Actually, in this application, I am using continuations. Could it cause
the caching of the pdf?
I have another little similar application, which fetches the image using
http request and don't use continuations. I haven't found any caching
problems in it. I am just not sure if these are comparable. They are
still quite different.
reg.
mika
Joerg Heinicke kirjoitti:
On 04.03.2008 09:04, Lehtonen, Mika wrote:
I have pipeline which produces pdfs (with fop 0.20 or 0.94 or newer)

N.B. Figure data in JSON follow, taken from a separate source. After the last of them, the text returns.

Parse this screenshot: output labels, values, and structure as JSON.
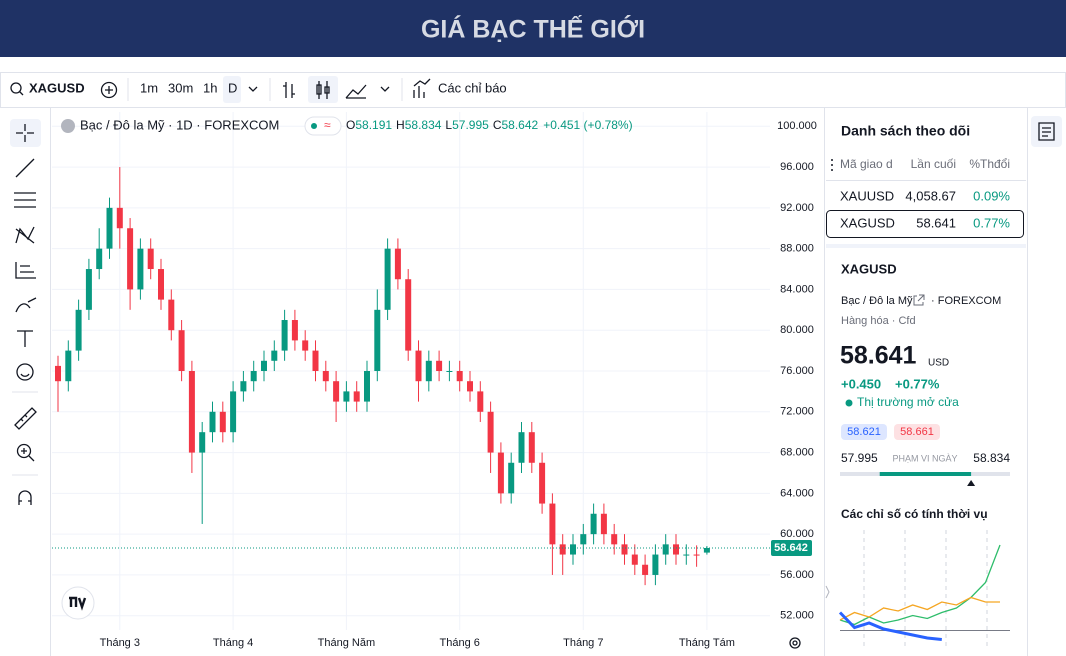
{
  "header": {
    "title": "GIÁ BẠC THẾ GIỚI"
  },
  "toolbar": {
    "symbol": "XAGUSD",
    "intervals": [
      "1m",
      "30m",
      "1h",
      "D"
    ],
    "indicators": "Các chỉ báo"
  },
  "legend": {
    "name": "Bạc / Đô la Mỹ · 1D · FOREXCOM",
    "o": "O",
    "h": "H",
    "l": "L",
    "c": "C",
    "change": "+0.451 (+0.78%)"
  },
  "chart_data": {
    "type": "candlestick",
    "categories": [
      null,
      null,
      null,
      null,
      null,
      null,
      "Tháng 3",
      null,
      null,
      null,
      null,
      null,
      null,
      null,
      null,
      null,
      null,
      "Tháng 4",
      null,
      null,
      null,
      null,
      null,
      null,
      null,
      null,
      null,
      null,
      "Tháng Năm",
      null,
      null,
      null,
      null,
      null,
      null,
      null,
      null,
      null,
      null,
      "Tháng 6",
      null,
      null,
      null,
      null,
      null,
      null,
      null,
      null,
      null,
      null,
      null,
      "Tháng 7",
      null,
      null,
      null,
      null,
      null,
      null,
      null,
      null,
      null,
      null,
      null,
      "Tháng Tám"
    ],
    "open": [
      76.5,
      75,
      78,
      82,
      86,
      88,
      92,
      90,
      84,
      88,
      86,
      83,
      80,
      76,
      68,
      70,
      72,
      70,
      74,
      75,
      76,
      77,
      78,
      81,
      79,
      78,
      76,
      75,
      73,
      74,
      73,
      76,
      82,
      88,
      85,
      78,
      75,
      77,
      76,
      76,
      75,
      74,
      72,
      68,
      64,
      67,
      70,
      67,
      63,
      59,
      58,
      59,
      60,
      62,
      60,
      59,
      58,
      57,
      56,
      58,
      59,
      58,
      58,
      58.191
    ],
    "high": [
      77.5,
      79,
      83,
      87,
      90,
      93,
      96,
      91,
      89,
      89,
      87,
      84,
      81,
      77,
      71,
      73,
      73,
      75,
      76,
      77,
      78,
      79,
      82,
      82,
      80,
      79,
      77,
      76,
      75,
      75,
      77,
      84,
      89,
      89,
      86,
      79,
      78,
      78,
      77,
      77,
      76,
      75,
      73,
      69,
      68,
      71,
      71,
      68,
      64,
      60,
      60,
      61,
      63,
      63,
      61,
      60,
      59,
      58,
      59,
      60,
      60,
      59,
      58.9,
      58.834
    ],
    "low": [
      72,
      74,
      77,
      81,
      85,
      87,
      88,
      82,
      83,
      85,
      82,
      79,
      75,
      66,
      61,
      69,
      69,
      69,
      73,
      74,
      75,
      76,
      77,
      78,
      77,
      75,
      74,
      71,
      72,
      72,
      72,
      75,
      81,
      84,
      77,
      73,
      74,
      75,
      75,
      74,
      73,
      71,
      66,
      63,
      63,
      66,
      66,
      62,
      56,
      56,
      57,
      58,
      59,
      59,
      58,
      57,
      56,
      55,
      55,
      57,
      57,
      57,
      56.8,
      57.995
    ],
    "close": [
      75,
      78,
      82,
      86,
      88,
      92,
      90,
      84,
      88,
      86,
      83,
      80,
      76,
      68,
      70,
      72,
      70,
      74,
      75,
      76,
      77,
      78,
      81,
      79,
      78,
      76,
      75,
      73,
      74,
      73,
      76,
      82,
      88,
      85,
      78,
      75,
      77,
      76,
      76,
      75,
      74,
      72,
      68,
      64,
      67,
      70,
      67,
      63,
      59,
      58,
      59,
      60,
      62,
      60,
      59,
      58,
      57,
      56,
      58,
      59,
      58,
      58,
      57.9,
      58.642
    ],
    "up_color": "#089981",
    "down_color": "#f23645",
    "ylim": [
      50.6,
      101.4
    ],
    "yticks": [
      {
        "value": 52,
        "label": "52.000"
      },
      {
        "value": 56,
        "label": "56.000"
      },
      {
        "value": 60,
        "label": "60.000"
      },
      {
        "value": 64,
        "label": "64.000"
      },
      {
        "value": 68,
        "label": "68.000"
      },
      {
        "value": 72,
        "label": "72.000"
      },
      {
        "value": 76,
        "label": "76.000"
      },
      {
        "value": 80,
        "label": "80.000"
      },
      {
        "value": 84,
        "label": "84.000"
      },
      {
        "value": 88,
        "label": "88.000"
      },
      {
        "value": 92,
        "label": "92.000"
      },
      {
        "value": 96,
        "label": "96.000"
      },
      {
        "value": 100,
        "label": "100.000"
      }
    ],
    "grid": true
  },
  "watchlist": {
    "title": "Danh sách theo dõi",
    "columns": [
      "Mã giao d",
      "Lần cuối",
      "%Thđổi"
    ],
    "rows": [
      [
        "XAUUSD",
        "4,058.67",
        "0.09%"
      ],
      [
        "XAGUSD",
        "58.641",
        "0.77%"
      ]
    ]
  },
  "details": {
    "symbol": "XAGUSD",
    "name": "Bạc / Đô la Mỹ",
    "exchange": "· FOREXCOM",
    "kind": "Hàng hóa · Cfd",
    "price": "58.641",
    "currency": "USD",
    "change": "+0.450",
    "change_pct": "+0.77%",
    "status": "Thị trường mở cửa",
    "bid": "58.621",
    "ask": "58.661",
    "range_label": "PHẠM VI NGÀY"
  },
  "seasonal": {
    "title": "Các chỉ số có tính thời vụ",
    "type": "line",
    "ylim": [
      -20,
      60
    ],
    "series": [
      {
        "color": "#2ebd6b",
        "values": [
          0,
          -3,
          2,
          -2,
          0,
          3,
          1,
          5,
          8,
          15,
          25,
          50
        ]
      },
      {
        "color": "#f5a623",
        "values": [
          0,
          5,
          2,
          8,
          6,
          10,
          7,
          12,
          10,
          15,
          12,
          12
        ]
      },
      {
        "color": "#2962ff",
        "values": [
          5,
          -5,
          -2,
          -6,
          -8,
          -10,
          -12,
          -13,
          null,
          null,
          null,
          null
        ]
      }
    ]
  }
}
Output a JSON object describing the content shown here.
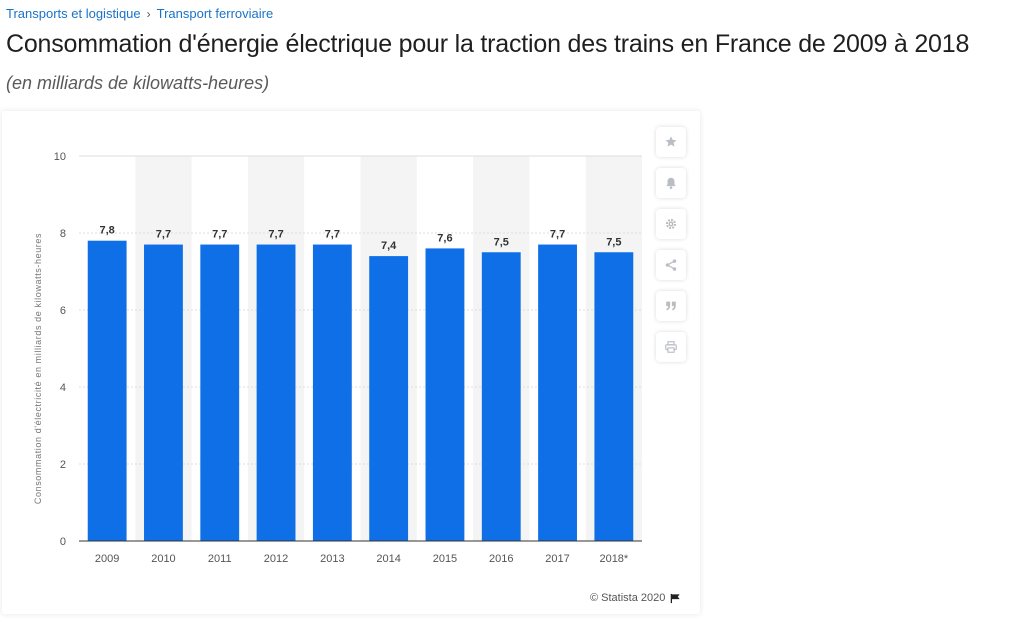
{
  "breadcrumb": {
    "items": [
      "Transports et logistique",
      "Transport ferroviaire"
    ],
    "separator": "›"
  },
  "title": "Consommation d'énergie électrique pour la traction des trains en France de 2009 à 2018",
  "subtitle": "(en milliards de kilowatts-heures)",
  "toolbar": {
    "icons": [
      "star-icon",
      "bell-icon",
      "gear-icon",
      "share-icon",
      "quote-icon",
      "print-icon"
    ]
  },
  "credit": "© Statista 2020",
  "colors": {
    "bar": "#0f6fe6",
    "link": "#1a73c8",
    "band": "#f4f4f4",
    "grid": "#dedede"
  },
  "chart_data": {
    "type": "bar",
    "categories": [
      "2009",
      "2010",
      "2011",
      "2012",
      "2013",
      "2014",
      "2015",
      "2016",
      "2017",
      "2018*"
    ],
    "values": [
      7.8,
      7.7,
      7.7,
      7.7,
      7.7,
      7.4,
      7.6,
      7.5,
      7.7,
      7.5
    ],
    "value_labels": [
      "7,8",
      "7,7",
      "7,7",
      "7,7",
      "7,7",
      "7,4",
      "7,6",
      "7,5",
      "7,7",
      "7,5"
    ],
    "ylabel": "Consommation d'électricité en milliards de kilowatts-heures",
    "xlabel": "",
    "ylim": [
      0,
      10
    ],
    "yticks": [
      0,
      2,
      4,
      6,
      8,
      10
    ],
    "grid": true,
    "legend": "none"
  }
}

using XML-data and images. In xsl I have multiple
'fo:external-graphics'-tags. While creating my pdfs I normally have
to edit my images. But after the first time the image is introduced
to the pdf, it stays the same although I edit the actual image. The
editing is implemented only after I have restarted the Cocoon.

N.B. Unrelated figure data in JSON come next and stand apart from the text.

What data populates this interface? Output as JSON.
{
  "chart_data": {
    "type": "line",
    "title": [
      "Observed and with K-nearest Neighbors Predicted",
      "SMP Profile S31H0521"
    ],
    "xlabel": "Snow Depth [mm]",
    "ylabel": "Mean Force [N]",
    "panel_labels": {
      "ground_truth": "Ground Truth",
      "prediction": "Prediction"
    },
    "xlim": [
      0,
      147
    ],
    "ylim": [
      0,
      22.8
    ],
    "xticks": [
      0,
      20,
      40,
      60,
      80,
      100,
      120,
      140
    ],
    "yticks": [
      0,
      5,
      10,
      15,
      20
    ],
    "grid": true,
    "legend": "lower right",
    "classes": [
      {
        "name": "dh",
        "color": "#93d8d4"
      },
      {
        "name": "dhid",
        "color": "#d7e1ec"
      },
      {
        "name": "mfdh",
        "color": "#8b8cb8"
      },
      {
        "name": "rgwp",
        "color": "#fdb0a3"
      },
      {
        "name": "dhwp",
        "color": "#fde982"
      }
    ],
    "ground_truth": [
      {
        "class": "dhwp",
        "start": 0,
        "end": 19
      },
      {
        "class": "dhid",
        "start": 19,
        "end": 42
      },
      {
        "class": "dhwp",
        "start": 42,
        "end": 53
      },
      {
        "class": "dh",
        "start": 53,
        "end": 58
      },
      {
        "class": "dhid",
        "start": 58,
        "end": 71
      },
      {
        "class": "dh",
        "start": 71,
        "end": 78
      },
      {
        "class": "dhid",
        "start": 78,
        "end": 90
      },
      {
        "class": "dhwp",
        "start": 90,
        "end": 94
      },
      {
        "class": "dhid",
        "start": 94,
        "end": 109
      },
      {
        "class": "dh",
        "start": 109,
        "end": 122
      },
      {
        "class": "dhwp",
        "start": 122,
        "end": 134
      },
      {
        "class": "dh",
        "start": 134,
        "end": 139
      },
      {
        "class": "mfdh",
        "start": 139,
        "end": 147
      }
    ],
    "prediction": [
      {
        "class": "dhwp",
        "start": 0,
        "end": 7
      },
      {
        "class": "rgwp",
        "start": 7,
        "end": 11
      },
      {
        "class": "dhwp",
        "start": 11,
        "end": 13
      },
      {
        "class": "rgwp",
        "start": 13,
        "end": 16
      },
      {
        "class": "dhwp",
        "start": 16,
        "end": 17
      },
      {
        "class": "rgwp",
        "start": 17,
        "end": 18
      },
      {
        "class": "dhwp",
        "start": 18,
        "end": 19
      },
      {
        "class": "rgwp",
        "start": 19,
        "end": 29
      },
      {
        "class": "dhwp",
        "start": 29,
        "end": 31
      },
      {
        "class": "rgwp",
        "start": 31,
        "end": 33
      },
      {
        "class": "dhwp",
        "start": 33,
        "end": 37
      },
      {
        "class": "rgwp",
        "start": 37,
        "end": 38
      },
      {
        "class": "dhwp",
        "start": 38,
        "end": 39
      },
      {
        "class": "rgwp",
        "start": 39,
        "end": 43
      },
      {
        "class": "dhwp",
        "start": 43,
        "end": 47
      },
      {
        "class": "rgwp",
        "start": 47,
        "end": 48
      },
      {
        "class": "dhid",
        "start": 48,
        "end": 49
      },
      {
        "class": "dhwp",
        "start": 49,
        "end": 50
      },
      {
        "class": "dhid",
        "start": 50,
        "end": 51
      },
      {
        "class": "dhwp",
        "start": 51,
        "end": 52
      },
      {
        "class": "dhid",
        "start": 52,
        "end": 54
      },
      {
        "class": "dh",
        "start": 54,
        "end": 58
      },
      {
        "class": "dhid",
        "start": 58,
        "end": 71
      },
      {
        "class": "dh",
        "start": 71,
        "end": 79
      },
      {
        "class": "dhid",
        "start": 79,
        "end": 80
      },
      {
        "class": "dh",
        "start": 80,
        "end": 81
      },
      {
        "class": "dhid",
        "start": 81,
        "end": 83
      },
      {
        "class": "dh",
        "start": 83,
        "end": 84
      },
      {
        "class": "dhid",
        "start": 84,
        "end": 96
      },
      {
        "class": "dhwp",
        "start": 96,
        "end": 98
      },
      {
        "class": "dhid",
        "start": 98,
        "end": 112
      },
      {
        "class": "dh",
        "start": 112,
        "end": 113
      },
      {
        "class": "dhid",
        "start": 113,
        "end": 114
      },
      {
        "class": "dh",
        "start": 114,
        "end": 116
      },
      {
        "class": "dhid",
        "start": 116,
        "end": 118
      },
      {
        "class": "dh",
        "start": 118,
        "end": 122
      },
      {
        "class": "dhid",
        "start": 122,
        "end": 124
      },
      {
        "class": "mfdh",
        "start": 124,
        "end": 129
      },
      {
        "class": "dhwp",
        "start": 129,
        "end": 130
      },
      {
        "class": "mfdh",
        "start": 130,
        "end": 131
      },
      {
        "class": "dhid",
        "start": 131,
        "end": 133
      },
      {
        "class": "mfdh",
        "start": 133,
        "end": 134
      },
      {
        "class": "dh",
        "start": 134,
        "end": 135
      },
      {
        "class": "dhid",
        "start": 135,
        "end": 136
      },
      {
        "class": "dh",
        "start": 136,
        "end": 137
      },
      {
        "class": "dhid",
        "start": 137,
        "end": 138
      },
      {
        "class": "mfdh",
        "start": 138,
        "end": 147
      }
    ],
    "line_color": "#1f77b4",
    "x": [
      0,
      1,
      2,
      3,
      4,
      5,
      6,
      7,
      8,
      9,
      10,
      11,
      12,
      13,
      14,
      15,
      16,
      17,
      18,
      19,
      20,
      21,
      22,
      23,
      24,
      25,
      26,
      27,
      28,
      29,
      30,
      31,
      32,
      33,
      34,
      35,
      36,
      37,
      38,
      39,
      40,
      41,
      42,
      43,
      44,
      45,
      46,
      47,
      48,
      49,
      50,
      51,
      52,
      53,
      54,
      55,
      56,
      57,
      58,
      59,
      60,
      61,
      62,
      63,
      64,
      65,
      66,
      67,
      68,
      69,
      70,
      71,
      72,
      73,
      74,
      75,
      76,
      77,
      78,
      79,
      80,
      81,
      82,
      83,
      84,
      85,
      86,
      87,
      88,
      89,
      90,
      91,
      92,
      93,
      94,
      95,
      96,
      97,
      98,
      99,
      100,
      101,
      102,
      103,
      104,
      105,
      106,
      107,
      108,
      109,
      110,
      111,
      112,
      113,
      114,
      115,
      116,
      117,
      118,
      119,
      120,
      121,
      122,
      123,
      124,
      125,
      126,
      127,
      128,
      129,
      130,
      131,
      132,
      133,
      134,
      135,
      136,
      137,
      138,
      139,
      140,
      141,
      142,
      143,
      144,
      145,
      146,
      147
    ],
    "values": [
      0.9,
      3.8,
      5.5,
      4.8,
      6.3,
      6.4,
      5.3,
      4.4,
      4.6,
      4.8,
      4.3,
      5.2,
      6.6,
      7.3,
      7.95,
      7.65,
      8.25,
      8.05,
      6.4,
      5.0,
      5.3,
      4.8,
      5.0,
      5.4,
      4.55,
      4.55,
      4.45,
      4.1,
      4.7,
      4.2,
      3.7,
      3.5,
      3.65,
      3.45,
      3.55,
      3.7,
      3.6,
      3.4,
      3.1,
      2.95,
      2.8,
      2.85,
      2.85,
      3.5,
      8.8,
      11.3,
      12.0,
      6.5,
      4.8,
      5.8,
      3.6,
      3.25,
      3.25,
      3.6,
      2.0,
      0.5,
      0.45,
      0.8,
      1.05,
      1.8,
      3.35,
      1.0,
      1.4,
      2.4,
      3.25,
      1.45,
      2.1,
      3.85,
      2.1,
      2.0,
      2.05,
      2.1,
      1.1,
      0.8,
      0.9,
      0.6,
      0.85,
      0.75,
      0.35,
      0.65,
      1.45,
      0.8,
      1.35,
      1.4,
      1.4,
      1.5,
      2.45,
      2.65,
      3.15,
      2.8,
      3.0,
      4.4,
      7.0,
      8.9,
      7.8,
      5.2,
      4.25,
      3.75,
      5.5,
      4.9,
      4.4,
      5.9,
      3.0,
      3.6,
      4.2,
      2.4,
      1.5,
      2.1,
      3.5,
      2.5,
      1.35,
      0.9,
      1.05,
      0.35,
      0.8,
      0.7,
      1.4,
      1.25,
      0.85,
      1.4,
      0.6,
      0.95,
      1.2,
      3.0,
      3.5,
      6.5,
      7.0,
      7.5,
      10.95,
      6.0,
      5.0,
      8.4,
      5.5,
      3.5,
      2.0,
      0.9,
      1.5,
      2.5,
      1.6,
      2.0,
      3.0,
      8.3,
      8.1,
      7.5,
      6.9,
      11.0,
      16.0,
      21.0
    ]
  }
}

(Cocoon 2.1.11 / Tomcat 6.0.14)
I have this in my pipeline:
<map:pipeline internal-only="false" type="noncaching">
won't help.
The image is also fetched using pipeline like this:
<map:match pattern="selitykset/*-*-*-*.gif">
<map:read mime-type="image/gif"
src="selitykset/{1}/{2}/{3}/{4}.gif"/>
</map:match>
What to do that I don't have to restart Cocoon beacuse of changes in
the images?
My guess is it's actually the PDF that is taken from the cache. I
guess the cache key for the PDF does not take included resources like
your images into account. If that's true you just have to invalidate
the PDF. I don't know how exactly your PDF pipeline looks like but you
might want to "touch" (in the Linux sense, changing the file's
timestamp) an XSLT or the input XML.